Having stopped Robert Helenius in the first round in October 2022 in his last fight, former WBC world champion Wilder takes on New Zealand’s Joseph Parker in Saudi Arabia on Saturday.
But age and inactivity can catch up with the best of them. With just one win in four years, there are still plenty of question marks on how much the 38-year-old has left in the tank.
Once an unstoppable force, what Wilder may have lacked in technical prowess was fully compensated by an ability to end a fight at any given point with one punch.
But that invincibility faded after a career-defining trilogy with Briton Tyson Fury. The first fight ended in a contentious draw, with Wilder then losing his title and suffering a second defeat by the Gypsy King.
Wilder retreated into the background. Time is a great healer, though, and with fellow knockout artist Anthony Joshua’s career also stalling, Wilder’s hiatus left a huge void in the division.

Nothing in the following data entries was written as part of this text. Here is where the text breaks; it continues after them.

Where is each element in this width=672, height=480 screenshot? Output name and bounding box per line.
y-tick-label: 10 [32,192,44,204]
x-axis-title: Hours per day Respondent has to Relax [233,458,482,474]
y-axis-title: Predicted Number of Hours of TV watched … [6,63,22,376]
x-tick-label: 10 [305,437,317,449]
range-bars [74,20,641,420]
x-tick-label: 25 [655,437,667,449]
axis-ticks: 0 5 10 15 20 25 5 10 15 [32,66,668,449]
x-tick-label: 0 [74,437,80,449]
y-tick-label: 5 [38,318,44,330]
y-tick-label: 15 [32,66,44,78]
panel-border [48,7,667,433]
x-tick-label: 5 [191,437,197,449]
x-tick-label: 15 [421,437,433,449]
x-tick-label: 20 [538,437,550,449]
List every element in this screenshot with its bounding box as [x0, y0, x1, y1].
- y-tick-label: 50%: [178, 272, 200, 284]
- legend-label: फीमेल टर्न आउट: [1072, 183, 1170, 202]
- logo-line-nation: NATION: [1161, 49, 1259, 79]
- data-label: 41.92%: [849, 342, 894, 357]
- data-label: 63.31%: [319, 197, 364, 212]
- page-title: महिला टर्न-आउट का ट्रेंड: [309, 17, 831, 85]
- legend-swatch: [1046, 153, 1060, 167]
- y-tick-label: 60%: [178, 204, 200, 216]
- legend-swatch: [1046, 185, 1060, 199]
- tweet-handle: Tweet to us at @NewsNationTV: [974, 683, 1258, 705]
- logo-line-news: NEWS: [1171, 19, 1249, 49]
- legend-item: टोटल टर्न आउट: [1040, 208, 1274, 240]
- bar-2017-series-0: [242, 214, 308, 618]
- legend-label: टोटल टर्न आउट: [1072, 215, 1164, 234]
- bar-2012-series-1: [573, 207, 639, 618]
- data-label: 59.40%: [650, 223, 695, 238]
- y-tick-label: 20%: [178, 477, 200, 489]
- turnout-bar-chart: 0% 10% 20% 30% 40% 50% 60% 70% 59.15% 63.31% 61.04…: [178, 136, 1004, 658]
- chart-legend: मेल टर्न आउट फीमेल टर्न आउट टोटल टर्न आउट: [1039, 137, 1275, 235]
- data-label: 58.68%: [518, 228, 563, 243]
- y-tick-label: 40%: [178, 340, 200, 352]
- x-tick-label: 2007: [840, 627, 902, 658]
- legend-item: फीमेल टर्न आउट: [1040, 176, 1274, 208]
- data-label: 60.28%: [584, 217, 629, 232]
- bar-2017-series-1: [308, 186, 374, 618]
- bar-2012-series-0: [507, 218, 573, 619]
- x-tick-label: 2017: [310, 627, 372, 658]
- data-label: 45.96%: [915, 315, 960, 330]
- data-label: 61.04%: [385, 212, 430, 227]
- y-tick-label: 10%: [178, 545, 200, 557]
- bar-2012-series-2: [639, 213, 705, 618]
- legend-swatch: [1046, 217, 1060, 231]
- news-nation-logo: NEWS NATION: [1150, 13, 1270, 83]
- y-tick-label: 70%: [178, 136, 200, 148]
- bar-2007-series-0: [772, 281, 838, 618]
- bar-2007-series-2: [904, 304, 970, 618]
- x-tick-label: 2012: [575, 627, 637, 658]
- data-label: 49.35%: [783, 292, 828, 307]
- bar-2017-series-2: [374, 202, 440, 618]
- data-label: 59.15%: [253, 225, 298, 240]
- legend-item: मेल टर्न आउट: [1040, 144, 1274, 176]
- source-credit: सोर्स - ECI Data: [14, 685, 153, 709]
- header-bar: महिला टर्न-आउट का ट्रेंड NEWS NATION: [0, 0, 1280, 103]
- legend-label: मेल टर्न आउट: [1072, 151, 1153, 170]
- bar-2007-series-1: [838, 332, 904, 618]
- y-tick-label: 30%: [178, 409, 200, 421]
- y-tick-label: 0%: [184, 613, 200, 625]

“The heavyweight division became boring without me,” Wilder says, adding it revived when the brutal knockout of Helenius reminded us just why he still the star attraction.
“I put on a magnificent performance with a knockout, coming back after another year off,” Wilder says. “That’s what the heavyweight division is all about – knockouts.
“Guys getting out there and putting it all on the line, putting their hearts on the line and in the end leaving with a devastating knockout.
“We are the big guys, we are the big boys, nobody want to see a 12-round fight, pitter-patting, hitting each other, they want to see a knockout and that’s what I do.”
Former WBO world champion Parker is arguably one of Wilder’s toughest opponents to date. A fighter reinvigorated after linking up with trainer Andy Lee, scoring two impressive stoppage wins.
Parker and his team have been full of confidence in Riyadh, convinced they will cause the upset.
“I’m not here to get knocked out,” Parker, 31, says. “Beat Wilder and the whole world is open.”
For Wilder this is more than just a stepping stone. His plan is to dish “a little bit of payback” to Parker, blaming him for a unification contest, at a time when they were both champions, not happening.
“They never gave me the opportunity because I have a blessing and a curse in my right hand,” he explains.
“Parker came to my fight, we talked about fighting and after I had a devastating knockout in my performance he ran from me.
“We never heard anything from him and next thing he’s fighting another champion.”
Wilder’s says his motivation for continuing in the sport is to be involved in the biggest fights possible.
A deal to fight Joshua appears close, but Wilder is also targeting the winner of Fury and Oleksandr Usyk, who contest the undisputed heavyweight world title in February.
“This next phase is all about unifying – I never had [that] opportunity,” Wilder adds.
“The second time around will be even more beautiful than the first time around. I can guarantee you that.”